Past Incidents

Saturday 18th March 2023

No incidents reported

Friday 17th March 2023

No incidents reported

Thursday 16th March 2023

Reverse Proxies [PAR] Reverse proxies instabilities

We are currently investigating reverse proxies instabilities on our Paris zone.

EDIT 18:56 UTC: To be more specific about the instabilities, the connections were slower to be processed, increasing the response time, sometimes drastically. The root cause has been found and fixed at 18:42 UTC. Since then, everything is back to normal. We continue to monitor the situation.

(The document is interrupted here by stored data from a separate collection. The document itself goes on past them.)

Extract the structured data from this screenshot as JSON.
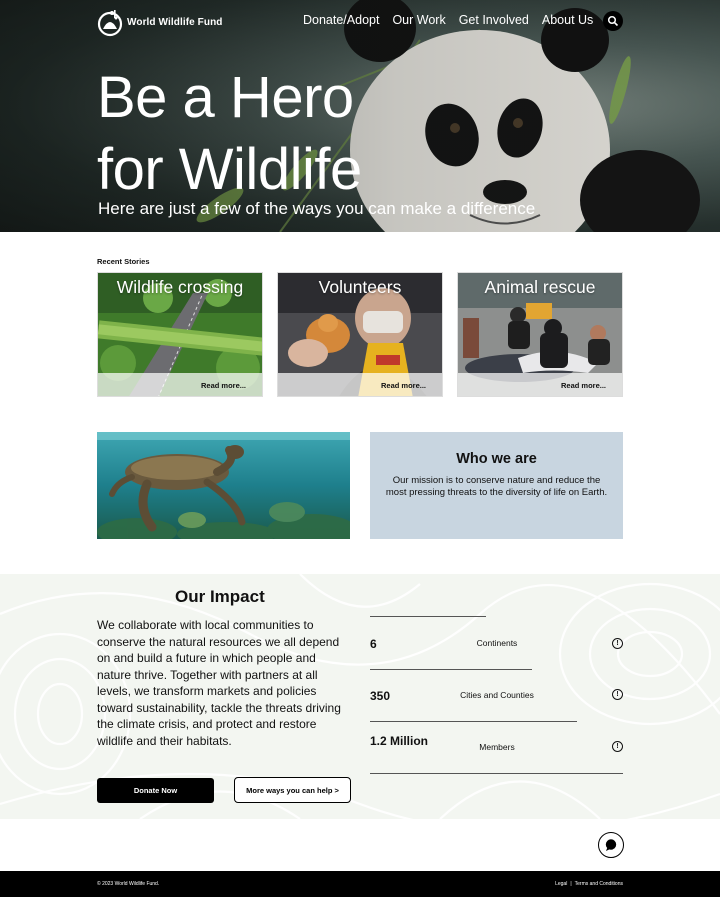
{
  "header": {
    "brand_name": "World Wildlife Fund",
    "nav": [
      "Donate/Adopt",
      "Our Work",
      "Get Involved",
      "About Us"
    ],
    "search_icon": "search-icon"
  },
  "hero": {
    "title_line1": "Be a Hero",
    "title_line2": "for Wildlife",
    "subtitle": "Here are just a few of the ways you can make a difference"
  },
  "stories": {
    "section_label": "Recent Stories",
    "items": [
      {
        "title": "Wildlife crossing",
        "link": "Read more..."
      },
      {
        "title": "Volunteers",
        "link": "Read more..."
      },
      {
        "title": "Animal rescue",
        "link": "Read more..."
      }
    ]
  },
  "who": {
    "title": "Who we are",
    "text": "Our mission is to conserve nature and reduce the most pressing threats to the diversity of life on Earth."
  },
  "impact": {
    "title": "Our Impact",
    "text": "We collaborate with local communities to conserve the natural resources we all depend on and build a future in which people and nature thrive. Together with partners at all levels, we transform markets and policies toward sustainability, tackle the threats driving the climate crisis, and protect and restore wildlife and their habitats.",
    "donate_button": "Donate Now",
    "more_button": "More ways you can help >",
    "stats": [
      {
        "value": "6",
        "label": "Continents",
        "progress": 0.46
      },
      {
        "value": "350",
        "label": "Cities and Counties",
        "progress": 0.64
      },
      {
        "value": "1.2 Million",
        "label": "Members",
        "progress": 0.82
      }
    ]
  },
  "footer": {
    "copyright": "© 2023 World Wildlife Fund.",
    "legal": "Legal",
    "separator": "|",
    "terms": "Terms and Conditions"
  },
  "colors": {
    "who_bg": "#c8d5e0",
    "impact_bg": "#f3f6f1",
    "footer_bg": "#000000"
  }
}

EDIT 19:11 UTC: Additional investigation will be performed to pinpoint the exact cause of the problem and measures will be added to prevent it from happening again. Sorry for the inconvenience.

Wednesday 15th March 2023

API Maintenance on main Clever Cloud API

The main Clever Cloud API will go under maintenance for about 30 minutes, starting at 21:00 UTC.

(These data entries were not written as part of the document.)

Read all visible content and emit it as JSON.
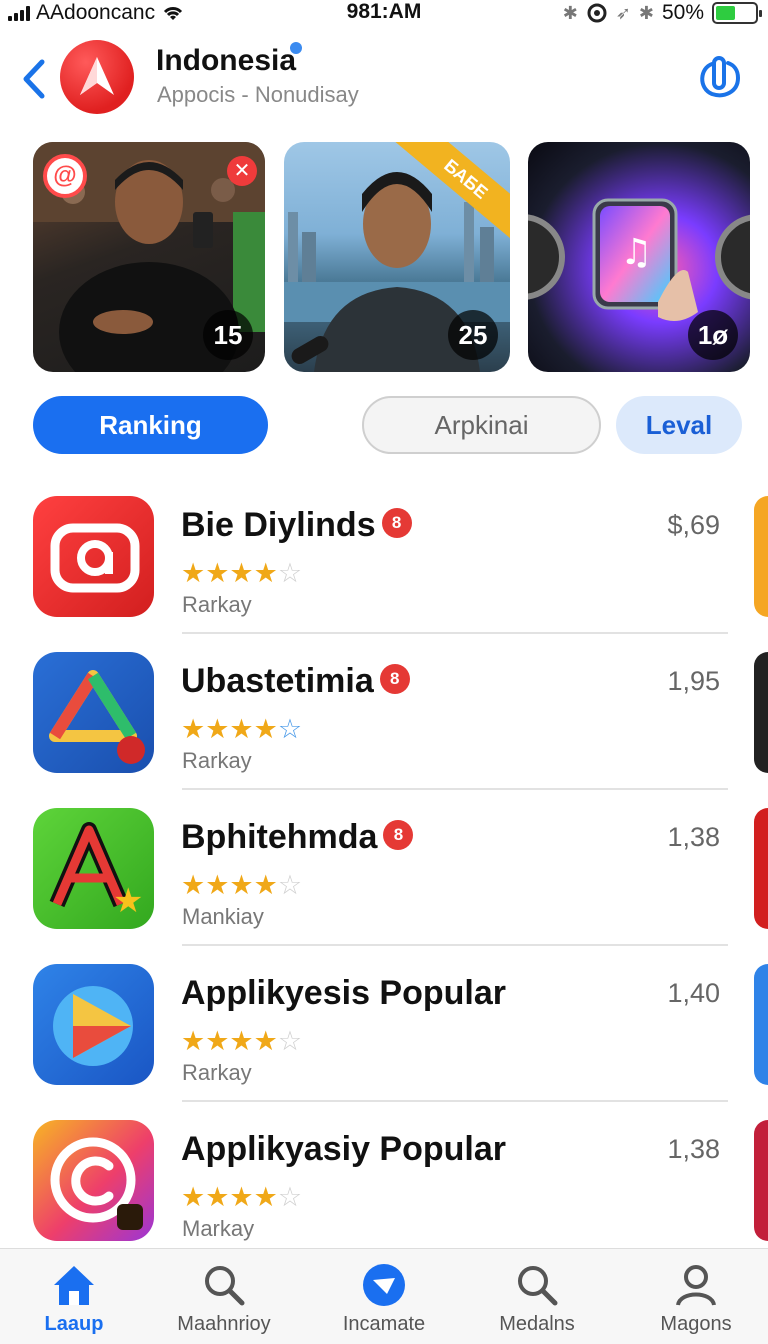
{
  "status_bar": {
    "carrier": "AAdooncanc",
    "time": "981:AM",
    "battery_text": "50%",
    "battery_level": 0.5,
    "colors": {
      "battery": "#2ecc40"
    }
  },
  "header": {
    "title": "Indonesia",
    "subtitle": "Appocis - Nonudisay"
  },
  "banners": [
    {
      "count": "15"
    },
    {
      "count": "25",
      "ribbon": "БАБЕ"
    },
    {
      "count": "1ø"
    }
  ],
  "segments": {
    "ranking": "Ranking",
    "applikasi": "Arpkinai",
    "level": "Leval"
  },
  "apps": [
    {
      "name": "Bie Diylinds",
      "badge": "8",
      "rating": 4,
      "sub": "Rarkay",
      "price": "$,69",
      "icon": "camera-app-icon"
    },
    {
      "name": "Ubastetimia",
      "badge": "8",
      "rating": 4,
      "sub": "Rarkay",
      "price": "1,95",
      "icon": "triangle-app-icon"
    },
    {
      "name": "Bphitehmda",
      "badge": "8",
      "rating": 4,
      "sub": "Mankiay",
      "price": "1,38",
      "icon": "letter-a-app-icon"
    },
    {
      "name": "Applikyesis Popular",
      "badge": "",
      "rating": 4,
      "sub": "Rarkay",
      "price": "1,40",
      "icon": "play-app-icon"
    },
    {
      "name": "Applikyasiy Popular",
      "badge": "",
      "rating": 4,
      "sub": "Markay",
      "price": "1,38",
      "icon": "circle-c-app-icon"
    }
  ],
  "tabbar": {
    "tabs": [
      {
        "label": "Laaup",
        "icon": "home-icon",
        "active": true
      },
      {
        "label": "Maahnrioy",
        "icon": "search-icon",
        "active": false
      },
      {
        "label": "Incamate",
        "icon": "play-circle-icon",
        "active": false
      },
      {
        "label": "Medalns",
        "icon": "search-icon",
        "active": false
      },
      {
        "label": "Magons",
        "icon": "person-icon",
        "active": false
      }
    ]
  },
  "colors": {
    "accent": "#1a6ff0",
    "brand_logo": "#e02020",
    "star": "#f0a818",
    "badge": "#e53935"
  }
}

During these 30 minutes, some deployments may not go through. Some calls may fail.

Everything seems to have gone well. The operation was over at 21:28.

EDIT 23:15 UTC: It seems like some application creation are having issues following this change, we are investigating.

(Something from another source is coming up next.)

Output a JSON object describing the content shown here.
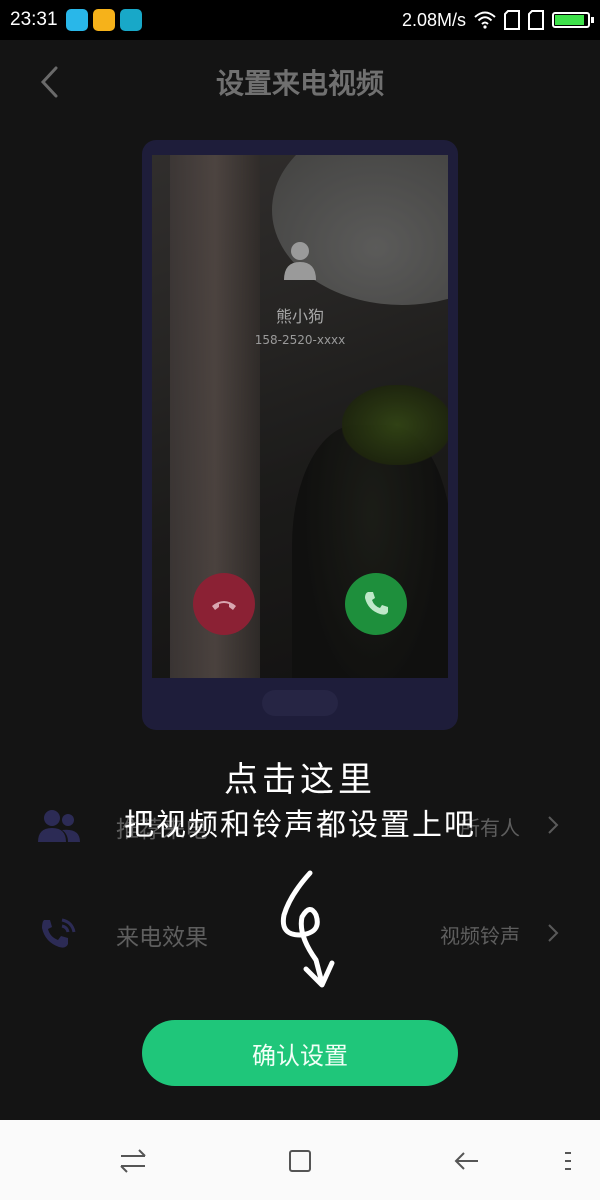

EDIT 00:10 UTC: A fix has been implemented and applications are now correctly created. Some users may have had the API answer a 200 - OK for application creation but following requests for that application would return a 404 - Not Found. Sorry for the inconvenience.

Tuesday 14th March 2023

Reverse Proxies One PAR reverse proxy is not responding

(All times UTC)

At 20:10 one of the 4 reverse proxies on zone PAR stops responding to some requests. No internal metrics changed, no weird logs were written. The requests would just time out. The other three were still running, so the requests errors were random.
At 20:25 it stops responding at all.
At 20:40 our external monitoring tool alerts us. We investigate, find which reverse proxy failed, restarted it.
At 20:43 the reverse proxy is restarted and traffic goes fine.

Monday 13th March 2023

No incidents reported

Sunday 12th March 2023

MongoDB shared cluster Free MongoDB cluster on PAR unreachable

(All times in UTC)

16:30 we started seeing alerts about high load on the primary node. 17:00 we started getting report about the cluster being unreachable. 18:00 after checking the cluster, we decided to restart the primary node.

Data may have been lost as the node was not writing / replicating correctly. We are still waiting for the primary node to restart. The secondary does not seem to elect itself as primary.

19:30 the secondary finally got promoted as primary. We are blocking users with unfair use of the cluster. 22:45 we detect that the node we restarted failed to get back in the cluster. We decide to remove it entirely and re-create that node from scratch. 2023-03-13 10:00 the node has fully reached the "SECONDARY" state. We put it back into production.

Measures have been taken to prevent future unfair use from users.